Thousands of anti-war protesters have gathered in Manchester for what organisers said was "one of the biggest mobilisations outside London".
Thousands of protesters were on the streets of Manchester
Demonstrators were protesting against government policies in the Middle East and nuclear weapons, on the eve of the Labour Party conference in the city.
The theme was "Time To Go" - a call to get troops out of Iraq and Afghanistan.
Police estimated 20,000 people took part. Stop The War Coalition had said it expected about 100,000.
One of the organisers, Yasmin Ataullah of the British Muslim Initiative, told the BBC they put the figures of demonstrators at 40,000 or higher.
"This is one of the biggest mobilisations outside London and I think there are tens of thousands here - 40 or 50,000 at least," she said.
The march began in Albert Square outside the city's town hall, before heading down Lower Mosley Street, Deansgate, Market Street, Cross Street and back to Albert Square for a rally.
A "ring of steel" was in place around the conference centres
Some protesters lay down in the road as part of a "die-in" to symbolise the number of casualties in Iraq.
Andrew Murray, chairman of the Stop The War Coalition, which helped organise the event, said: "The tens of thousands of people marching through Manchester represent the opinion of the majority of people in this country."

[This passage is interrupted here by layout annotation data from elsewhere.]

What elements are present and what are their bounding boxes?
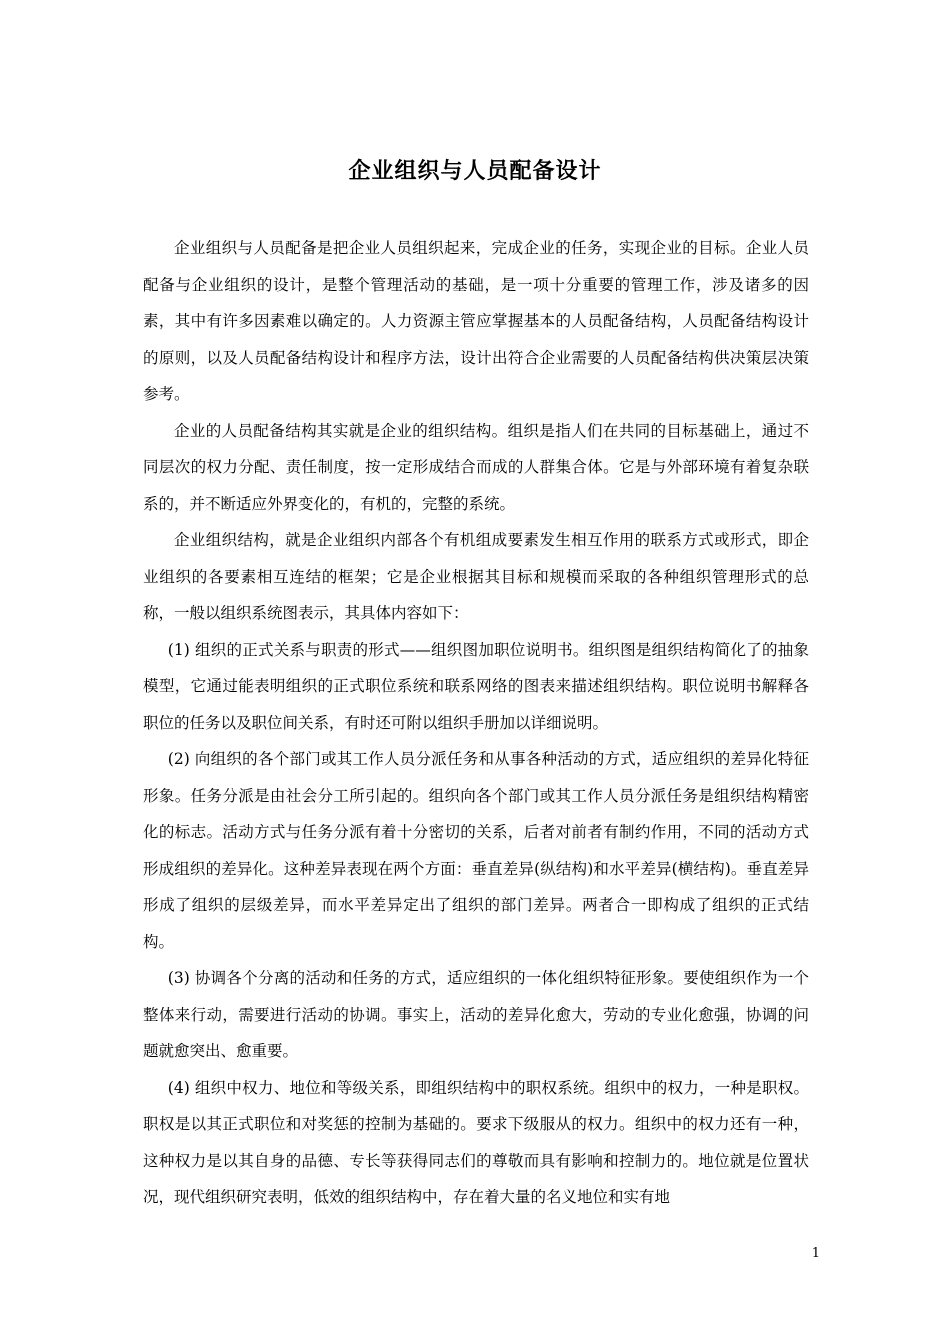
paragraph-structure-definition: 企业的人员配备结构其实就是企业的组织结构。组织是指人们在共同的目标基础上，通过不同层次的权力分配、责任制度，按一定形成结合而成的人群集合体。它是与外部环境有着复杂联系的，并不断适应外界变化的，有机的，完整的系统。 (143, 421, 809, 513)
paragraph-intro: 企业组织与人员配备是把企业人员组织起来，完成企业的任务，实现企业的目标。企业人员配备与企业组织的设计，是整个管理活动的基础，是一项十分重要的管理工作，涉及诸多的因素，其中有许多因素难以确定的。人力资源主管应掌握基本的人员配备结构，人员配备结构设计的原则，以及人员配备结构设计和程序方法，设计出符合企业需要的人员配备结构供决策层决策参考。 (143, 239, 809, 403)
page-number: 1 (811, 1246, 820, 1261)
document-title: 企业组织与人员配备设计 (348, 158, 602, 184)
paragraph-item-1: (1) 组织的正式关系与职责的形式——组织图加职位说明书。组织图是组织结构简化了的抽象模型，它通过能表明组织的正式职位系统和联系网络的图表来描述组织结构。职位说明书解释各职位的任务以及职位间关系，有时还可附以组织手册加以详细说明。 (143, 640, 809, 732)
paragraph-item-3: (3) 协调各个分离的活动和任务的方式，适应组织的一体化组织特征形象。要使组织作为一个整体来行动，需要进行活动的协调。事实上，活动的差异化愈大，劳动的专业化愈强，协调的问题就愈突出、愈重要。 (143, 969, 809, 1060)
paragraph-organization-structure: 企业组织结构，就是企业组织内部各个有机组成要素发生相互作用的联系方式或形式，即企业组织的各要素相互连结的框架；它是企业根据其目标和规模而采取的各种组织管理形式的总称，一般以组织系统图表示，其具体内容如下： (143, 531, 809, 622)
paragraph-item-4: (4) 组织中权力、地位和等级关系，即组织结构中的职权系统。组织中的权力，一种是职权。职权是以其正式职位和对奖惩的控制为基础的。要求下级服从的权力。组织中的权力还有一种，这种权力是以其自身的品德、专长等获得同志们的尊敬而具有影响和控制力的。地位就是位置状况，现代组织研究表明，低效的组织结构中，存在着大量的名义地位和实有地 (143, 1078, 809, 1206)
document-body (143, 230, 809, 1216)
paragraph-item-2: (2) 向组织的各个部门或其工作人员分派任务和从事各种活动的方式，适应组织的差异化特征形象。任务分派是由社会分工所引起的。组织向各个部门或其工作人员分派任务是组织结构精密化的标志。活动方式与任务分派有着十分密切的关系，后者对前者有制约作用，不同的活动方式形成组织的差异化。这种差异表现在两个方面：垂直差异(纵结构)和水平差异(横结构)。垂直差异形成了组织的层级差异，而水平差异定出了组织的部门差异。两者合一即构成了组织的正式结构。 (143, 750, 809, 951)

They held up banners which read "time to go" and "bring troops home".
A peace camp was set up at the nearby Peace Gardens earlier this week by families of serving troops.
There were also speeches against replacing the Trident nuclear weapons system.
The march is the 15th national demonstration organised by the Stop The War Coalition, CND and the Muslim Association of Britain, and is said to be the biggest of its kind ever held in Manchester.
Speakers included veteran peace activist Tony Benn, union leaders Tony Woodley of the T&G, and Keith Sonnet of Unison, Rose Gentle of Military Families Against the War, and Craig Murray, the former UK ambassador to Uzbekistan.
About 1,250 police were on duty during the march and rally.
Supt John O'Hare, public order commander at Greater Manchester Police, said: "We estimate that up to 20,000 protestors came to Manchester to take part in the 'Stop the War' march.
"On behalf of GMP I would like to extend my thanks to the organisers and those who took part in today's protest, for co-operating with us and behaving peacefully and lawfully."
A security cordon is in place in part of the city around the G-Mex Centre and the nearby conference centre for the start of the Labour conference on Sunday.